Slow down to view Rembrandt painting National Trust urges

A Rembrandt painting is beginning a national tour, with viewers urged to meditate on the work to boost their mental health.

The self-portrait, which was verified as genuine in 2014, will visit National Trust properties in Dorset, Cheshire and Warwickshire over the next year.

The trust said it would provide seating and “audio guides featuring meditative prompts” to encourage “slow looking”.

It said it wanted to increase the average eight-second viewing time for an artwork, as a way of reducing stress and developing emotional resilience.

National Trust art curator Amy Orrock said: “Slow looking is… a way of being present, of noticing the details and the emotions they generate that might otherwise pass us by.

“This self-portrait… invites you to look closer, to wonder what Rembrandt was contemplating and maybe to reflect on your own state of mind.”

The work, which was gifted to the trust in 2010, shows the artist wearing a black velvet cap with two ostrich feathers, a decorative metal band worn round the neck and a short, decorated velvet cape.

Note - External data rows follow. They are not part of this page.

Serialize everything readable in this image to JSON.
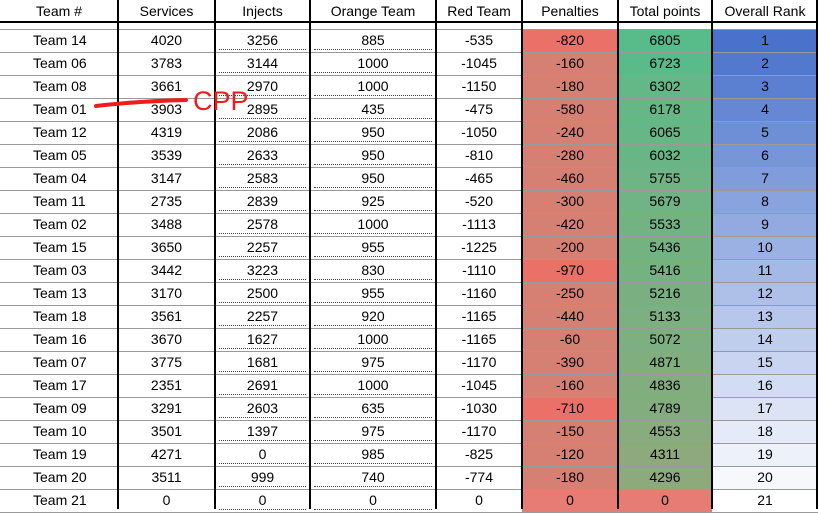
{
  "columns": [
    "Team #",
    "Services",
    "Injects",
    "Orange Team",
    "Red Team",
    "Penalties",
    "Total points",
    "Overall Rank"
  ],
  "rows": [
    [
      "Team 14",
      "4020",
      "3256",
      "885",
      "-535",
      "-820",
      "6805",
      "1"
    ],
    [
      "Team 06",
      "3783",
      "3144",
      "1000",
      "-1045",
      "-160",
      "6723",
      "2"
    ],
    [
      "Team 08",
      "3661",
      "2970",
      "1000",
      "-1150",
      "-180",
      "6302",
      "3"
    ],
    [
      "Team 01",
      "3903",
      "2895",
      "435",
      "-475",
      "-580",
      "6178",
      "4"
    ],
    [
      "Team 12",
      "4319",
      "2086",
      "950",
      "-1050",
      "-240",
      "6065",
      "5"
    ],
    [
      "Team 05",
      "3539",
      "2633",
      "950",
      "-810",
      "-280",
      "6032",
      "6"
    ],
    [
      "Team 04",
      "3147",
      "2583",
      "950",
      "-465",
      "-460",
      "5755",
      "7"
    ],
    [
      "Team 11",
      "2735",
      "2839",
      "925",
      "-520",
      "-300",
      "5679",
      "8"
    ],
    [
      "Team 02",
      "3488",
      "2578",
      "1000",
      "-1113",
      "-420",
      "5533",
      "9"
    ],
    [
      "Team 15",
      "3650",
      "2257",
      "955",
      "-1225",
      "-200",
      "5436",
      "10"
    ],
    [
      "Team 03",
      "3442",
      "3223",
      "830",
      "-1110",
      "-970",
      "5416",
      "11"
    ],
    [
      "Team 13",
      "3170",
      "2500",
      "955",
      "-1160",
      "-250",
      "5216",
      "12"
    ],
    [
      "Team 18",
      "3561",
      "2257",
      "920",
      "-1165",
      "-440",
      "5133",
      "13"
    ],
    [
      "Team 16",
      "3670",
      "1627",
      "1000",
      "-1165",
      "-60",
      "5072",
      "14"
    ],
    [
      "Team 07",
      "3775",
      "1681",
      "975",
      "-1170",
      "-390",
      "4871",
      "15"
    ],
    [
      "Team 17",
      "2351",
      "2691",
      "1000",
      "-1045",
      "-160",
      "4836",
      "16"
    ],
    [
      "Team 09",
      "3291",
      "2603",
      "635",
      "-1030",
      "-710",
      "4789",
      "17"
    ],
    [
      "Team 10",
      "3501",
      "1397",
      "975",
      "-1170",
      "-150",
      "4553",
      "18"
    ],
    [
      "Team 19",
      "4271",
      "0",
      "985",
      "-825",
      "-120",
      "4311",
      "19"
    ],
    [
      "Team 20",
      "3511",
      "999",
      "740",
      "-774",
      "-180",
      "4296",
      "20"
    ],
    [
      "Team 21",
      "0",
      "0",
      "0",
      "0",
      "0",
      "0",
      "21"
    ]
  ],
  "annotation": {
    "text": "CPP",
    "color": "#ee1c1c",
    "target_team": "Team 01"
  },
  "colors": {
    "penalties_light": "#e67c73",
    "penalties_dark": "#d68074",
    "total_high": "#57bb8a",
    "total_low": "#e67c73",
    "rank_top": "#4a72cc",
    "rank_bottom": "#ffffff",
    "grid": "#000000",
    "header_bg": "#ffffff"
  }
}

It was signed and dated 1635, but its authenticity was long questioned by some art historians who considered parts of the work to be inferior.

However, the piece was confirmed as genuine by the Hamilton Kerr Institute in 2014 and was valued at £30m.

John Chu, a Senior National Curator at the trust, said the artist appeared both “swaggering” and “tentative” in the picture, with a “mysterious” shadow across his face.

The work will begin its tour at Kingston Lacy near Wimborne and will visit Dunham Massey and Upton House in 2026 before returning to its home at Buckland Abbey in Devon.